Californians are trendy and so are their politics. And the political obsession of 2010 is a spindly weed that makes you high when you smoke it. Potheads have managed to get a proposition on the ballot that would legalize all uses of marijuana. So far, marijuana has been legal for medicinal uses only. But the Regulate, Control and Tax Cannabis Act of 2010 would allow sale and use for any reason you desire.

Supporters of legalizing marijuana say their proposition would solve a host of social and economic problems.

Supposedly, it would remedy our state budget disaster by generating a huge amount of sales tax revenue. It would free up cops and DA’s to arrest and jail dangerous criminals because they wouldn’t waste their time prosecuting people who sell pot. So… legalizing marijuana would make us richer and safer, not to mention happy and blissful.

The march toward legalizing marijuana in California began 14 years ago with the passage of prop 215, which allowed for medical use.

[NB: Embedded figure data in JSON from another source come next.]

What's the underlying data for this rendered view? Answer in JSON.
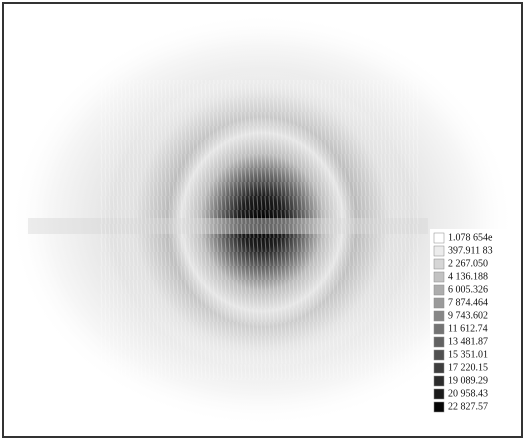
{
  "chart_data": {
    "type": "heatmap",
    "legend": [
      {
        "label": "1.078 654e",
        "color": "#ffffff"
      },
      {
        "label": "397.911 83",
        "color": "#ececec"
      },
      {
        "label": "2 267.050",
        "color": "#d6d6d6"
      },
      {
        "label": "4 136.188",
        "color": "#c2c2c2"
      },
      {
        "label": "6 005.326",
        "color": "#adadad"
      },
      {
        "label": "7 874.464",
        "color": "#9a9a9a"
      },
      {
        "label": "9 743.602",
        "color": "#878787"
      },
      {
        "label": "11 612.74",
        "color": "#747474"
      },
      {
        "label": "13 481.87",
        "color": "#626262"
      },
      {
        "label": "15 351.01",
        "color": "#505050"
      },
      {
        "label": "17 220.15",
        "color": "#3e3e3e"
      },
      {
        "label": "19 089.29",
        "color": "#2c2c2c"
      },
      {
        "label": "20 958.43",
        "color": "#1a1a1a"
      },
      {
        "label": "22 827.57",
        "color": "#060606"
      }
    ]
  }
}
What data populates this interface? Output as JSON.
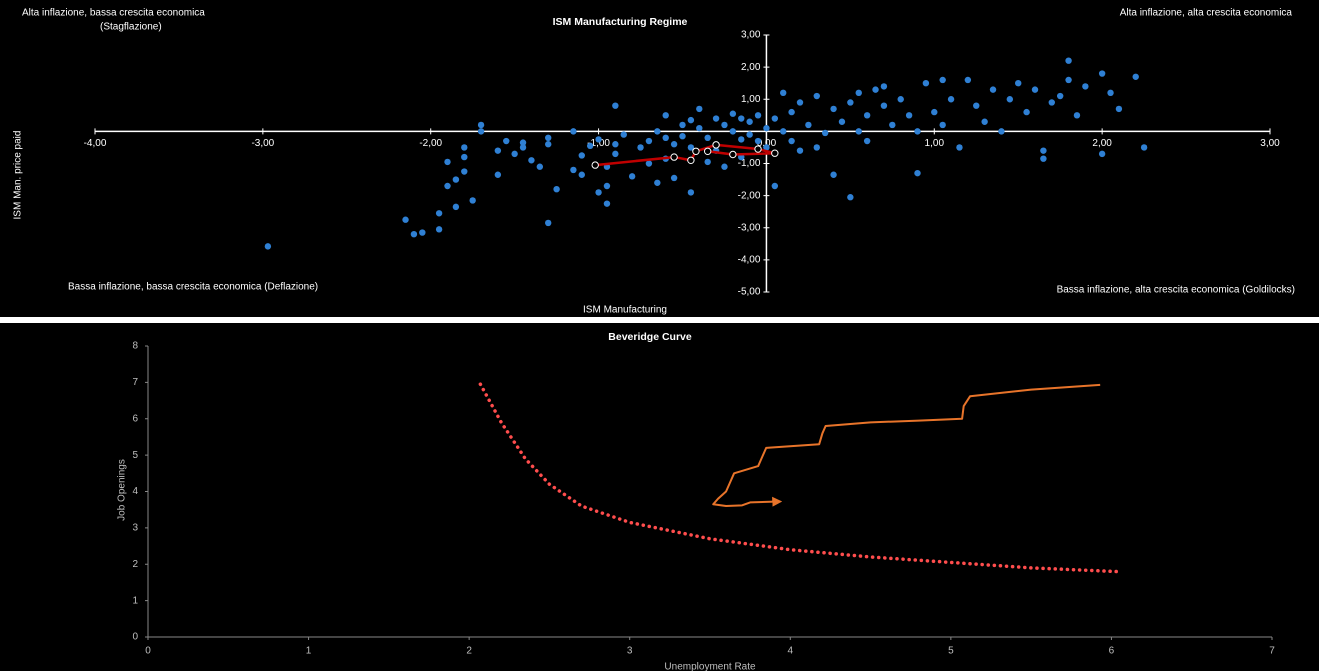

Unfortunately prop 215 has been nothing but trouble. It put state law in direct conflict with federal law, which does not allow any sale or use of marijuana. The proposition was also badly written. It’s short and vague, and it’s required years of legislative work to try to clarify it for practical use.

Look… if cannabis has medicinal value, and some studies show that it has, we already have an established and tested institution for selling prescription medicine. It’s called a pharmacy.  In the ideal world we’d throw out prop 215, make sure marijuana clears all of the legal hurdles to get approved for public use, let doctors prescribe it to worthy patients and let patients pick it up at their local drug store.

If, on the other hand, California voters decide to legalize marijuana for medical and recreational use by passing the “cannabis act” in November, it’s a whole new ballgame and a whole new fight between the state and the feds.

Last year, Obama’s justice department basically said they’d look the other way if marijuana use was allowed under state laws, and they would not enforce federal prohibitions. But that policy was made with the understanding that any legal marijuana use was medicinal. I doubt the feds will be willing to ignore their drug laws if people start selling and smoking pot just to get stoned.

Besides, if California unilaterally decides to legalize marijuana use, but cultivation and sale remain illegal under federal law and the laws of every other state, won’t that simply make California a huge new market for the existing drug cartels?

It’s possible that smoking pot will be no different from taking a shot of whiskey a hundred years from now. There may be no good reason to use drugs, but humans always have and they always will because drugs are fun. Some people say getting drunk or high is fundamentally no different from kids, on a playground, spinning around until they get dizzy. Changing consciousness is a fundamental human desire, and drugs are a risky but convenient way to do that.

Let’s just think twice and three times before we make a new drug an accepted part of our culture. It’s possible we’ve got enough already.